Computed magnitudes of exchange anisotropy ratio $r_{xy}=[{(2({\mathcal{J}}_x-{\mathcal{J}}_y)/({\mathcal{J}}_x+{\mathcal{J}}_y)]}^2$ and $r_{Dx}=[{(3D_x/({\mathcal{J}}_x+{\mathcal{J}}_y+{\mathcal{J}}_z)]}^2$ for edge electrons in topological HgTe QWs as a function of the distance $y_{\text{m}}$ between the acceptor wave function maximum and the edge, obtained for ${\mathcal{J}}_{\alpha }$ and $D_x$ values display in Fig. 5; the results are for two electron wavevectors $k=0.05$ and 0.1 ${\mathrm{nm}}^{-1}$, for which the penetration of helical state into the QW $b=7$ and 5 nm, respectively.
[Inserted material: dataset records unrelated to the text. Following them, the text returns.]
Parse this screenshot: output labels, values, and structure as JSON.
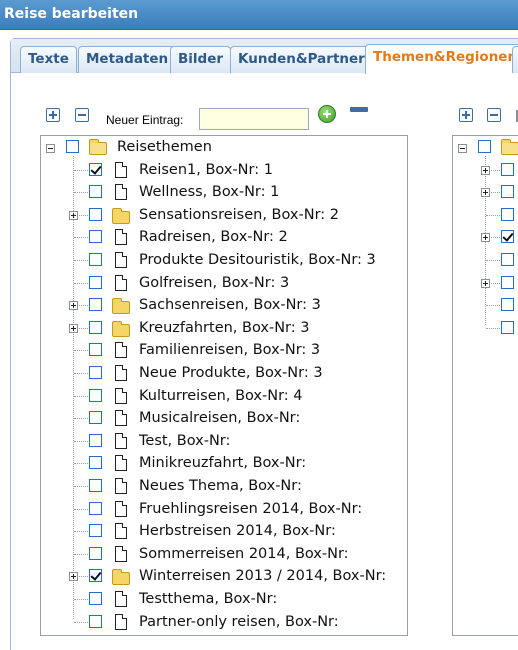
{
  "window": {
    "title": "Reise bearbeiten"
  },
  "tabs": [
    {
      "label": "Texte",
      "active": false
    },
    {
      "label": "Metadaten",
      "active": false
    },
    {
      "label": "Bilder",
      "active": false
    },
    {
      "label": "Kunden&Partner",
      "active": false
    },
    {
      "label": "Themen&Regionen",
      "active": true
    }
  ],
  "toolbar": {
    "expand_all_icon": "plus-square-icon",
    "collapse_all_icon": "minus-square-icon",
    "new_entry_label": "Neuer Eintrag:",
    "new_entry_value": "",
    "add_icon": "green-plus-circle-icon",
    "remove_icon": "minus-bar-icon"
  },
  "tree": {
    "root": {
      "label": "Reisethemen",
      "checked": false,
      "expanded": true
    },
    "items": [
      {
        "label": "Reisen1, Box-Nr: 1",
        "checked": true,
        "type": "doc",
        "expandable": false
      },
      {
        "label": "Wellness, Box-Nr: 1",
        "checked": false,
        "type": "doc",
        "expandable": false
      },
      {
        "label": "Sensationsreisen, Box-Nr: 2",
        "checked": false,
        "type": "folder",
        "expandable": true
      },
      {
        "label": "Radreisen, Box-Nr: 2",
        "checked": false,
        "type": "doc",
        "expandable": false
      },
      {
        "label": "Produkte Desitouristik, Box-Nr: 3",
        "checked": false,
        "type": "doc",
        "expandable": false
      },
      {
        "label": "Golfreisen, Box-Nr: 3",
        "checked": false,
        "type": "doc",
        "expandable": false
      },
      {
        "label": "Sachsenreisen, Box-Nr: 3",
        "checked": false,
        "type": "folder",
        "expandable": true
      },
      {
        "label": "Kreuzfahrten, Box-Nr: 3",
        "checked": false,
        "type": "folder",
        "expandable": true
      },
      {
        "label": "Familienreisen, Box-Nr: 3",
        "checked": false,
        "type": "doc",
        "expandable": false
      },
      {
        "label": "Neue Produkte, Box-Nr: 3",
        "checked": false,
        "type": "doc",
        "expandable": false
      },
      {
        "label": "Kulturreisen, Box-Nr: 4",
        "checked": false,
        "type": "doc",
        "expandable": false
      },
      {
        "label": "Musicalreisen, Box-Nr:",
        "checked": false,
        "type": "doc",
        "expandable": false
      },
      {
        "label": "Test, Box-Nr:",
        "checked": false,
        "type": "doc",
        "expandable": false
      },
      {
        "label": "Minikreuzfahrt, Box-Nr:",
        "checked": false,
        "type": "doc",
        "expandable": false
      },
      {
        "label": "Neues Thema, Box-Nr:",
        "checked": false,
        "type": "doc",
        "expandable": false
      },
      {
        "label": "Fruehlingsreisen 2014, Box-Nr:",
        "checked": false,
        "type": "doc",
        "expandable": false
      },
      {
        "label": "Herbstreisen 2014, Box-Nr:",
        "checked": false,
        "type": "doc",
        "expandable": false
      },
      {
        "label": "Sommerreisen 2014, Box-Nr:",
        "checked": false,
        "type": "doc",
        "expandable": false
      },
      {
        "label": "Winterreisen 2013 / 2014, Box-Nr:",
        "checked": true,
        "type": "folder",
        "expandable": true
      },
      {
        "label": "Testthema, Box-Nr:",
        "checked": false,
        "type": "doc",
        "expandable": false
      },
      {
        "label": "Partner-only reisen, Box-Nr:",
        "checked": false,
        "type": "doc",
        "expandable": false
      }
    ]
  },
  "second_tree": {
    "root": {
      "checked": false,
      "expanded": true
    },
    "items": [
      {
        "checked": false,
        "expandable": true
      },
      {
        "checked": false,
        "expandable": true
      },
      {
        "checked": false,
        "expandable": false
      },
      {
        "checked": true,
        "expandable": true
      },
      {
        "checked": false,
        "expandable": false
      },
      {
        "checked": false,
        "expandable": true
      },
      {
        "checked": false,
        "expandable": false
      },
      {
        "checked": false,
        "expandable": false
      }
    ]
  }
}
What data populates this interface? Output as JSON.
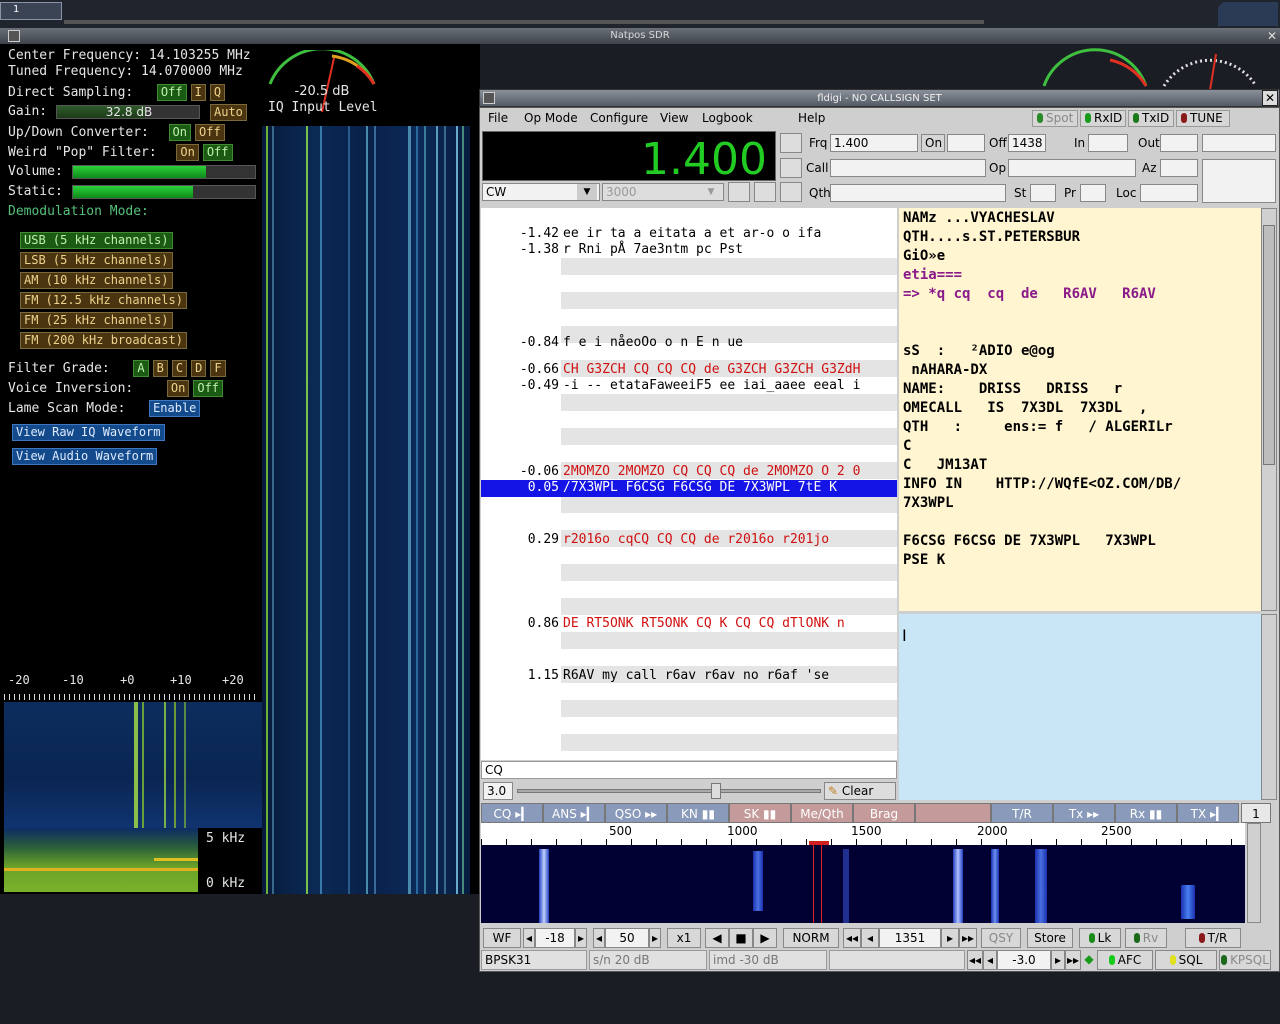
{
  "desktop": {
    "workspace": "1"
  },
  "natpos": {
    "title": "Natpos SDR",
    "center_freq": "Center Frequency: 14.103255 MHz",
    "tuned_freq": "Tuned Frequency: 14.070000 MHz",
    "direct_sampling_label": "Direct Sampling:",
    "direct_sampling": [
      "Off",
      "I",
      "Q"
    ],
    "gain_label": "Gain:",
    "gain_value": "32.8 dB",
    "gain_level": 0.62,
    "gain_auto": "Auto",
    "updown_label": "Up/Down Converter:",
    "updown": [
      "On",
      "Off"
    ],
    "pop_label": "Weird \"Pop\" Filter:",
    "pop": [
      "On",
      "Off"
    ],
    "volume_label": "Volume:",
    "volume_level": 0.73,
    "static_label": "Static:",
    "static_level": 0.66,
    "demod_label": "Demodulation Mode:",
    "demod_modes": [
      "USB (5 kHz channels)",
      "LSB (5 kHz channels)",
      "AM (10 kHz channels)",
      "FM (12.5 kHz channels)",
      "FM (25 kHz channels)",
      "FM (200 kHz broadcast)"
    ],
    "filter_label": "Filter Grade:",
    "filter_grades": [
      "A",
      "B",
      "C",
      "D",
      "F"
    ],
    "voice_label": "Voice Inversion:",
    "voice": [
      "On",
      "Off"
    ],
    "lame_label": "Lame Scan Mode:",
    "lame_btn": "Enable",
    "view_iq": "View Raw IQ Waveform",
    "view_audio": "View Audio Waveform",
    "iq_level_value": "-20.5 dB",
    "iq_level_label": "IQ Input Level",
    "scale_ticks": [
      "-20",
      "-10",
      "+0",
      "+10",
      "+20"
    ],
    "audio_scale": [
      "5 kHz",
      "0 kHz"
    ]
  },
  "fldigi": {
    "title": "fldigi - NO CALLSIGN SET",
    "menu": [
      "File",
      "Op Mode",
      "Configure",
      "View",
      "Logbook",
      "Help"
    ],
    "flags": [
      "Spot",
      "RxID",
      "TxID",
      "TUNE"
    ],
    "freq_display": "1.400",
    "frq_label": "Frq",
    "frq_value": "1.400",
    "on_btn": "On",
    "off_label": "Off",
    "off_value": "1438",
    "in_label": "In",
    "out_label": "Out",
    "call_label": "Call",
    "op_label": "Op",
    "az_label": "Az",
    "qth_label": "Qth",
    "st_label": "St",
    "pr_label": "Pr",
    "loc_label": "Loc",
    "mode_select": "CW",
    "bw_select": "3000",
    "rx_rows": [
      {
        "val": "-1.42",
        "text": "ee ir ta a eitata a   et ar-o o  ifa",
        "color": "black"
      },
      {
        "val": "-1.38",
        "text": "r Rni  pÅ  7ae3ntm   pc Pst",
        "color": "black"
      },
      {
        "val": "-0.84",
        "text": "f   e i   nåeoOo o   n    E n    ue",
        "color": "black"
      },
      {
        "val": "-0.66",
        "text": "CH G3ZCH  CQ CQ CQ de G3ZCH G3ZCH G3ZdH",
        "color": "red"
      },
      {
        "val": "-0.49",
        "text": "-i -- etataFaweeiF5  ee iai_aaee eeal i",
        "color": "black"
      },
      {
        "val": "-0.06",
        "text": " 2MOMZO 2MOMZO CQ CQ CQ de 2MOMZO O 2 0",
        "color": "red"
      },
      {
        "val": "0.05",
        "text": "/7X3WPL  F6CSG F6CSG DE 7X3WPL   7tE K",
        "color": "sel"
      },
      {
        "val": "0.29",
        "text": " r2016o cqCQ  CQ CQ  de  r2016o r201jo",
        "color": "red"
      },
      {
        "val": "0.86",
        "text": "DE RT5ONK  RT5ONK CQ K  CQ CQ  dTlONK n",
        "color": "red"
      },
      {
        "val": "1.15",
        "text": " R6AV   my call r6av r6av  no r6af 'se",
        "color": "black"
      }
    ],
    "rx_text": [
      {
        "t": "NAMz ...VYACHESLAV",
        "c": ""
      },
      {
        "t": "QTH....s.ST.PETERSBUR",
        "c": ""
      },
      {
        "t": "GiO»e",
        "c": ""
      },
      {
        "t": "etia===",
        "c": "purple"
      },
      {
        "t": "=> *q cq  cq  de   R6AV   R6AV",
        "c": "purple"
      },
      {
        "t": "",
        "c": ""
      },
      {
        "t": "",
        "c": ""
      },
      {
        "t": "sS  :   ²ADIO e@og",
        "c": ""
      },
      {
        "t": " nAHARA-DX",
        "c": ""
      },
      {
        "t": "NAME:    DRISS   DRISS   r",
        "c": ""
      },
      {
        "t": "OMECALL   IS  7X3DL  7X3DL  ,",
        "c": ""
      },
      {
        "t": "QTH   :     ens:= f   / ALGERILr",
        "c": ""
      },
      {
        "t": "C",
        "c": ""
      },
      {
        "t": "C   JM13AT",
        "c": ""
      },
      {
        "t": "INFO IN    HTTP://WQfE<OZ.COM/DB/",
        "c": ""
      },
      {
        "t": "7X3WPL",
        "c": ""
      },
      {
        "t": "",
        "c": ""
      },
      {
        "t": "F6CSG F6CSG DE 7X3WPL   7X3WPL",
        "c": ""
      },
      {
        "t": "PSE K",
        "c": ""
      }
    ],
    "cq_field": "CQ",
    "slider_value": "3.0",
    "clear_btn": "Clear",
    "macros": [
      "CQ",
      "ANS",
      "QSO",
      "KN",
      "SK",
      "Me/Qth",
      "Brag",
      "",
      "T/R",
      "Tx",
      "Rx",
      "TX",
      "1"
    ],
    "wf_ticks": [
      "500",
      "1000",
      "1500",
      "2000",
      "2500"
    ],
    "wf_ctrl": {
      "wf": "WF",
      "lvl": "-18",
      "rng": "50",
      "x1": "x1",
      "norm": "NORM",
      "freq": "1351",
      "qsy": "QSY",
      "store": "Store",
      "lk": "Lk",
      "rv": "Rv",
      "tr": "T/R"
    },
    "status": {
      "mode": "BPSK31",
      "sn": "s/n 20 dB",
      "imd": "imd -30 dB",
      "val": "-3.0",
      "afc": "AFC",
      "sql": "SQL",
      "kpsql": "KPSQL"
    }
  }
}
In the case of $r_{Dx}$, the distance between the QW center and the wave function maximum $z_{\text{m}}=2$ nm (full points) or varies between 0.5 and 2.5 nm with 0.5-nm step (empty triangles); $k=0.1$ ${\mathrm{nm}}^{-1}$; $r_{Dx}(z_{\text{m}}=0)=0$. Lines are linear fits to the computed points.

Figure 7

Calculated magnitudes (points) of Kondo temperatures, obtained for ${\mathcal{J}}_x$ and ${\mathcal{J}}_y$ values display in Fig. 5, for edge electrons in HgTe QWs containing holes bound to acceptors as a function of the distance $y_{\text{m}}$ between the acceptor wave function maximum and the edge calculated for various values of the electron-hole energy interval $E_{eh}$; full points: electron wavevector $k=0.05$ ${\mathrm{nm}}^{-1}$ and the penetration of helical state into the QW, $b=7$ nm; open points: $k=0.1$ ${\mathrm{nm}}^{-1}b=5$ nm. Lines connect calculated points.

Figure 8

Configurationally averaged two-terminal conductance $G$ in the units $2e^2/h$ vs temperature for a HgTe QW of the thickness $d_{\text{QW}}=8$ nm and length $L_x=10$ $\mu \mathrm{m}$ computed for various energy distance of the Fermi level to the acceptor state $E_{eh}$; $k=0.1$ ${\mathrm{nm}}^{-1},b=5$ nm; full points: no Luttinger liquid effects ($K=1$); empty points: Luttinger liquid effects taken into account ($K=0.88$). Lines connect calculated points.